Г. Фармаковский своим примером чрезвычайно удачно охарактеризовал различие точек зрения, с которых мы смотрим на дело. Тот напиток, от которого мы вместе с г. Фармаковским пьем, вызывает в нас совершенно различные ощущения. У г. Фармаковского он вызывает лишь ощущение «приятного кисловатого вкуса», «едкие свойства» можно в нем обнаружить лишь совершенно недозволительным путем искусственного экстрагирования «всех слабых и дурных сторон медицины»; в действительности такими свойствами напиток не обладает. Тут, действительно, наше коренное, главнейшее разногласие, из которого вытекают все остальные. Читатель видел, что г. Фармаковский, как и прочие мои оппоненты, спорил не о том, насколько едок наш напиток, — он именно спорил и доказывал, что наш напиток есть очень приятная на вкус кисловатая водица.
Но читатель видел те приемы, к которым для этого приходилось прибегать г. Фармаковскому. Одни вопросы он старался подкрасить, другие отметал в сторону успокоительным замечанием: «а разве в других профессиях лучше?» — третьих, наконец, просто не хотел замечать, закрывал на них глаза.
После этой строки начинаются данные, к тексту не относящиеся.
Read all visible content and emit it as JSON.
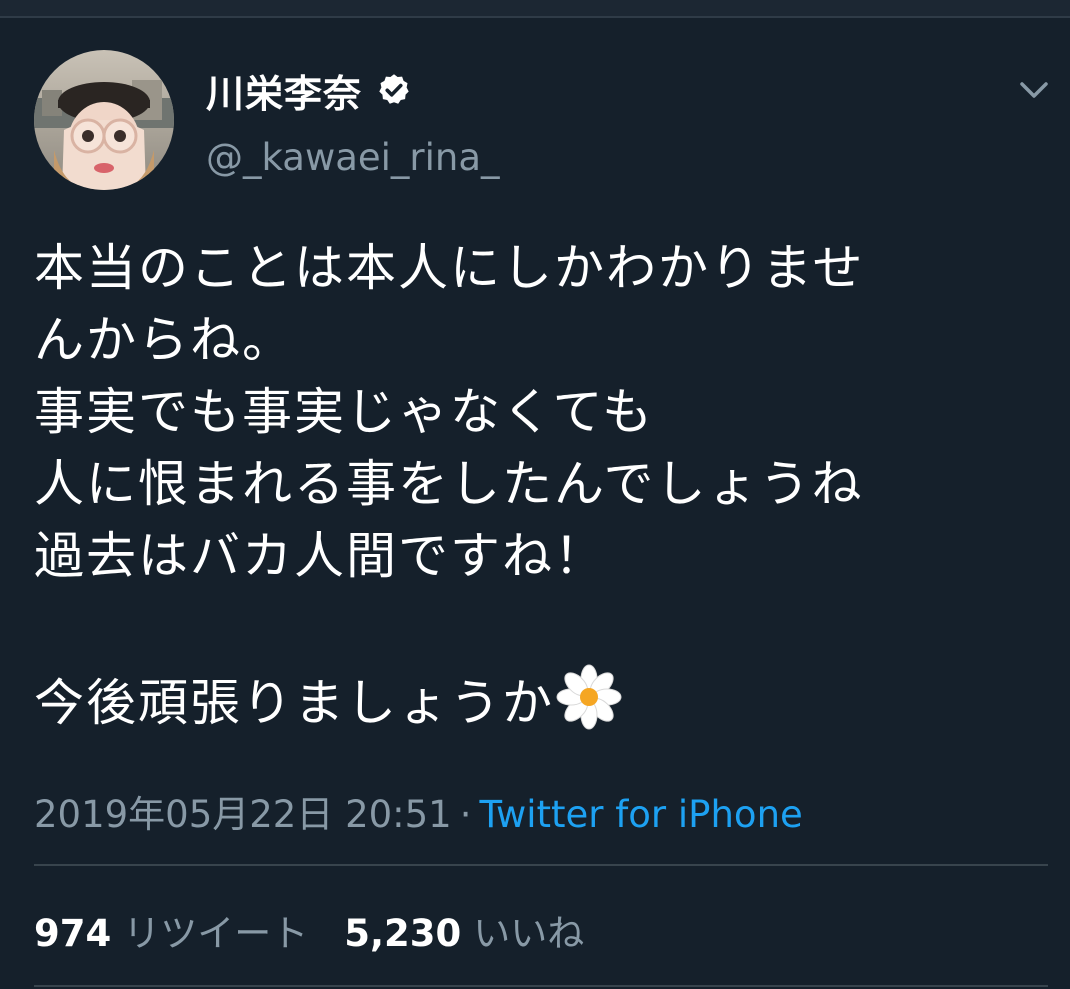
{
  "author": {
    "display_name": "川栄李奈",
    "handle": "@_kawaei_rina_",
    "verified": true
  },
  "tweet": {
    "lines": [
      "本当のことは本人にしかわかりませ",
      "んからね。",
      "事実でも事実じゃなくても",
      "人に恨まれる事をしたんでしょうね",
      "過去はバカ人間ですね！",
      "",
      "今後頑張りましょうか"
    ],
    "trailing_emoji": "blossom-icon"
  },
  "meta": {
    "timestamp": "2019年05月22日 20:51",
    "separator": "·",
    "source": "Twitter for iPhone"
  },
  "stats": {
    "retweets_count": "974",
    "retweets_label": "リツイート",
    "likes_count": "5,230",
    "likes_label": "いいね"
  },
  "colors": {
    "background": "#15202b",
    "text_primary": "#ffffff",
    "text_secondary": "#8899a6",
    "link": "#1da1f2",
    "divider": "#38444d"
  }
}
И вот вопросы, полные самого глубокого трагизма, самой «едкой кислоты», благополучно растворились в его брошюре в невинную и приятную на вкус кисловатую водицу…
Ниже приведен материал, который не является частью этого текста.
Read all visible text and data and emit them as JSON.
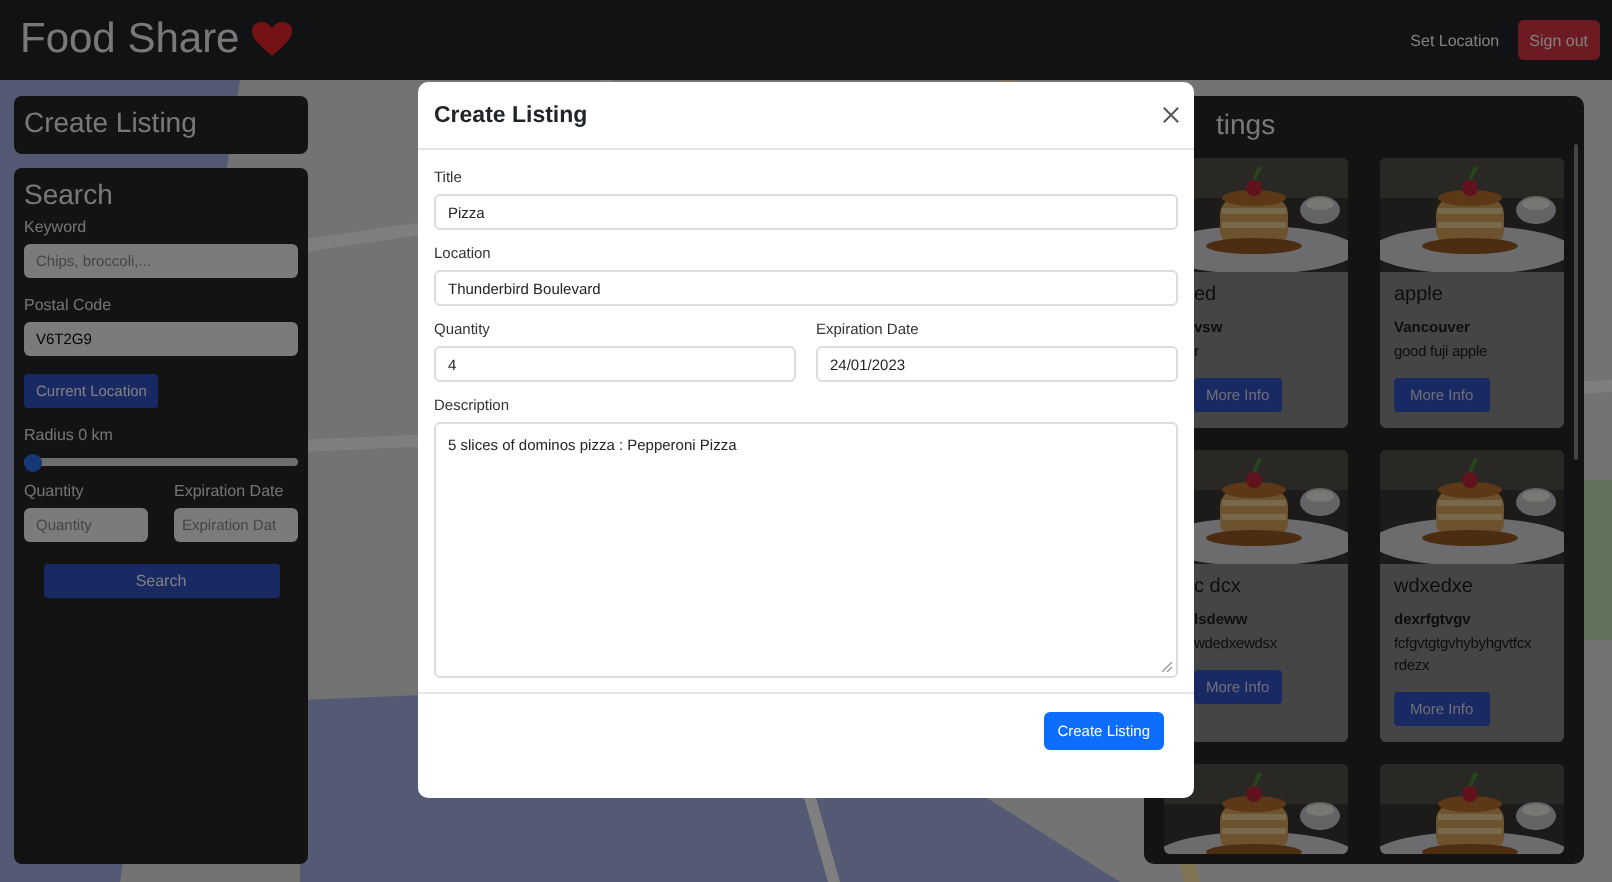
{
  "header": {
    "brand": "Food Share",
    "nav_link": "Set Location",
    "sign_out": "Sign out"
  },
  "create_panel": {
    "title": "Create Listing"
  },
  "search": {
    "title": "Search",
    "keyword": {
      "label": "Keyword",
      "placeholder": "Chips, broccoli,..."
    },
    "postal": {
      "label": "Postal Code",
      "value": "V6T2G9"
    },
    "current_location": "Current Location",
    "radius": {
      "label": "Radius 0 km",
      "level": 0
    },
    "quantity": {
      "label": "Quantity",
      "placeholder": "Quantity"
    },
    "expiration": {
      "label": "Expiration Date",
      "placeholder": "Expiration Dat"
    },
    "button": "Search"
  },
  "listings": {
    "title": "tings",
    "cards": [
      {
        "kind": "covered",
        "title": "ed",
        "place": "vsw",
        "description": "r",
        "button": "More Info"
      },
      {
        "kind": "full",
        "title": "apple",
        "place": "Vancouver",
        "description": "good fuji apple",
        "button": "More Info"
      },
      {
        "kind": "covered",
        "title": "c dcx",
        "place": "lsdeww",
        "description": "wdedxewdsx",
        "button": "More Info"
      },
      {
        "kind": "full",
        "title": "wdxedxe",
        "place": "dexrfgtvgv",
        "description": "fcfgvtgtgvhybyhgvtfcx rdezx",
        "button": "More Info"
      },
      {
        "kind": "image_only"
      },
      {
        "kind": "image_only"
      }
    ]
  },
  "modal": {
    "title": "Create Listing",
    "fields": [
      {
        "label": "Title",
        "value": "Pizza"
      },
      {
        "label": "Location",
        "value": "Thunderbird Boulevard"
      }
    ],
    "row": [
      {
        "label": "Quantity",
        "value": "4"
      },
      {
        "label": "Expiration Date",
        "value": "24/01/2023"
      }
    ],
    "description": {
      "label": "Description",
      "value": "5 slices of dominos pizza : Pepperoni Pizza"
    },
    "submit": "Create Listing"
  }
}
Автор «Общественной хроники» в «Вестнике Европы» (1902, № 3), отмечая предпринятый против «Записок» «профессиональный поход», с недоумением спрашивает: «Что, собственно, не понравилось в них значительной части медицинского мира?» Подробно разобрав содержание книги, он не находит в ней ничего, что оправдывало бы вызванное ею негодование; единственное объяснение оказанному ей приему, по мнению уважаемого автора, «поневоле» приходится видеть в следующем: «Кто забыл тяжелые впечатления, испытанные в молодости, кто хорошо устроил свою личную жизнь и привык успокаивать себя мыслью, что так же хорошо все устроено и в окружающем его мире, того не могла: не потревожить, — а следовательно и раздражить, — книга г. Вересаева».
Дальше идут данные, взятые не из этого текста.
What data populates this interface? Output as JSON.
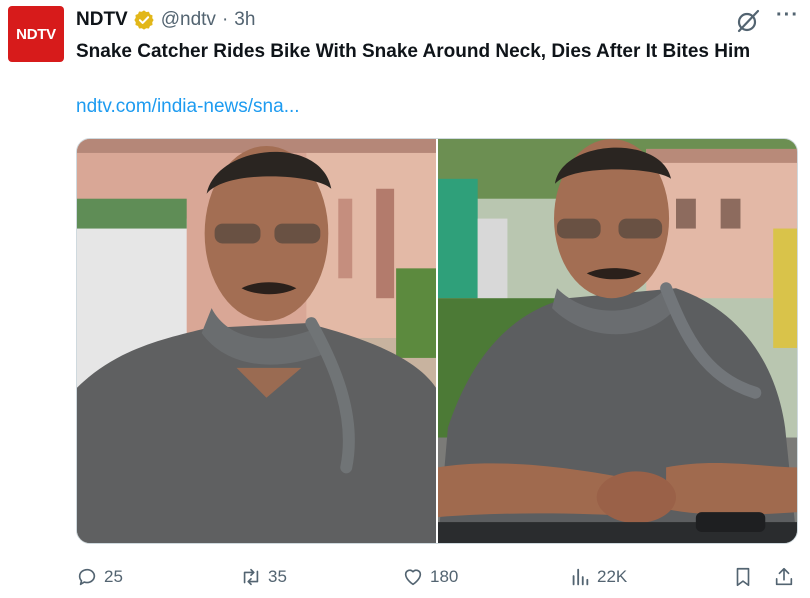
{
  "account": {
    "logo_text": "NDTV",
    "name": "NDTV",
    "handle": "@ndtv",
    "separator": "·",
    "time": "3h",
    "brand_color": "#d71b1b",
    "badge_color": "#e2b719"
  },
  "tweet": {
    "text": "Snake Catcher Rides Bike With Snake Around Neck, Dies After It Bites Him",
    "link": "ndtv.com/india-news/sna..."
  },
  "actions": {
    "replies": "25",
    "reposts": "35",
    "likes": "180",
    "views": "22K"
  },
  "icons": {
    "grok": "grok-icon",
    "more": "more-icon",
    "reply": "reply-icon",
    "repost": "repost-icon",
    "like": "heart-icon",
    "views": "views-icon",
    "bookmark": "bookmark-icon",
    "share": "share-icon"
  },
  "colors": {
    "text": "#0f1419",
    "muted": "#536471",
    "link": "#1d9bf0"
  }
}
Я решительно не могу согласиться с таким объяснением. Правда, в злобных инсинуациях некоторых из моих критиков слишком ясно сказывается потревоженное благодушие людей, для которых их личное благополучие обозначает и благополучие всего окружающего. Но таковы далеко не все мои критики. Взять хоть бы того же г. Фармаковского: насколько можно судить по его брошюре, он, по-видимому, человек хороший и симпатичный, — таковы же, несомненно, и большинство моих оппонентов. Мне кажется, суть здесь не в эгоистической неподвижности сытого благополучия, суть дела гораздо глубже и печальнее: она заключается в той иссушающей, калечащей душу печати, которую накладывает на человека его принадлежность к профессии.